Most families like their public schools — what does that mean for school choice?
In Michigan, thousands of state residents have signed a petition that would establish education savings accounts for students. Gov. Gretchen Whitmer vetoed similar legislation last year, but if the petition makes it to the state ballot and passes this fall (and it’s looking like it will), it would create one of the largest school choice programs in the country by commanding as much as $500 million in annual funding to provide flexible spending accounts for low-income and special needs students.
Under the proposal, students could access $7,830 each year to pay for private school tuition and other customizable services such as tutoring or transportation.
But Michigan’s program wouldn’t just serve students who decide to leave their public school to homeschool or attend a private school; it would also make $500 available annually to qualifying students who remain in public schools and provide $1,100 annually for public school students with disabilities. While those amounts are only a fraction of the funds that would be available to students who withdraw from public school, it would be the first time a school choice proposal puts education dollars directly in the hands of students who remain in public schools.
This is a big deal, because granting the option of small-scale customization to families who are happy with their public schools may be exactly the reform strategy the school choice movement has needed for decades.

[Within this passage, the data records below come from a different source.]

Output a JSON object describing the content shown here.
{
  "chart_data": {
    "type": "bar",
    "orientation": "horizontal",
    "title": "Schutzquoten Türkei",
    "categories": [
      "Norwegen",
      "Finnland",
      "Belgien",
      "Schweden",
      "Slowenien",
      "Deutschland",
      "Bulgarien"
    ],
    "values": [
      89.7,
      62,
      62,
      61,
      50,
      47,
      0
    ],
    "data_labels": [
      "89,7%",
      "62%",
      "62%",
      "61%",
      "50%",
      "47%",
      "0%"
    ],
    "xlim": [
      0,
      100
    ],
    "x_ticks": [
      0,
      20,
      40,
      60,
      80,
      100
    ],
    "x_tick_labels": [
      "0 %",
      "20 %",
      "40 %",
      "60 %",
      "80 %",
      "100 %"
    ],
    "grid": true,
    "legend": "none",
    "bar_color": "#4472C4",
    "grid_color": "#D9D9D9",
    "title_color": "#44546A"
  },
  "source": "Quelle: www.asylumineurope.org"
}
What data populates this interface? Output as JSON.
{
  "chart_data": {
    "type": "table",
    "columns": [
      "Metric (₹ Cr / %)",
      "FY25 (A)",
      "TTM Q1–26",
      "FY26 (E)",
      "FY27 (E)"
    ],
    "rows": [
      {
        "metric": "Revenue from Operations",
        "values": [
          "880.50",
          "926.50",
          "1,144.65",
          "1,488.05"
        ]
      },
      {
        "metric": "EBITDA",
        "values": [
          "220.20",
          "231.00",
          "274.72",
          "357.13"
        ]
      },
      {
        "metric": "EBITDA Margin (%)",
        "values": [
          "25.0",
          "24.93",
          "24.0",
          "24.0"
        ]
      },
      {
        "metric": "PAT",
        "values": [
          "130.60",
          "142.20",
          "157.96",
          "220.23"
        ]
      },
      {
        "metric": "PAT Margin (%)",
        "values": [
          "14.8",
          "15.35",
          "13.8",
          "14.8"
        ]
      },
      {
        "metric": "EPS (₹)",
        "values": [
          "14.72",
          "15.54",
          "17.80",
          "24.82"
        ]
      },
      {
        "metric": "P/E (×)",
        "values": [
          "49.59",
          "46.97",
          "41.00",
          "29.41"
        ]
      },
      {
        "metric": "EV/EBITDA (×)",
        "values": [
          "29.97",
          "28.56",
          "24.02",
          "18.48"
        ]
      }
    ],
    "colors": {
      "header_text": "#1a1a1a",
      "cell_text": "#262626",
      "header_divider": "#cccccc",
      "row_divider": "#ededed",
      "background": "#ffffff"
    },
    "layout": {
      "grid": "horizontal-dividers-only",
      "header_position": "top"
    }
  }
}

Opting out of a public school system to transfer to a private school is a big change for most families. Even with access to a publicly funded private school scholarship, a change of that degree might not be worth it for families who are only somewhat unhappy with their public school. This reality can help to explain why private school choice programs have grown at a slow pace over the last few decades and why the U.S. spends less than 0.4 percent of public education funds on private school choice programs.
It should also be noted that most families are generally happy with their public schools. A 2021 Gallup Poll found that “73 percent of parents of school-aged children say they are satisfied with the quality of education their oldest child is receiving.”
There simply isn’t enough dissatisfaction with the current system to catalyze a large-scale shift away from traditional public schools toward a customized, private sector-led education system.
Because of this, school choice proponents need policy solutions that meet most families where they are: something Michigan may be on the cusp of accomplishing with its education savings account (ESA) for public school students.
Most families might not be ready to leave the public K-12 system, but they would be excited for a chance to customize on the margins. While many parents can’t imagine curating their child’s entire curriculum, they can certainly envision the benefits of having some funds to pay for an SAT tutor, to enroll in a financial literacy course at a community college, or to buy a laptop.
This incremental step can introduce education choice to a large swath of previously unreached public-school families, whetting their appetites for more customization. And while there are already programs in other states that resemble something like a public school ESA, Michigan would build on these programs by providing public school students with even more flexibility over how they can use their funds.
For more than 20 years, the private school choice movement has focused on bringing a lot of choice to a relatively small contingent of families lucky enough to have access to vouchers, tax credit scholarships, and ESAs. Maybe it’s time for school choice proponents to consider Michigan’s approach of also giving a taste of choice to the majority of families who, understandably, aren’t ready to leave their traditional public schools.
Christian Barnard is a senior education policy analyst at Reason Foundation.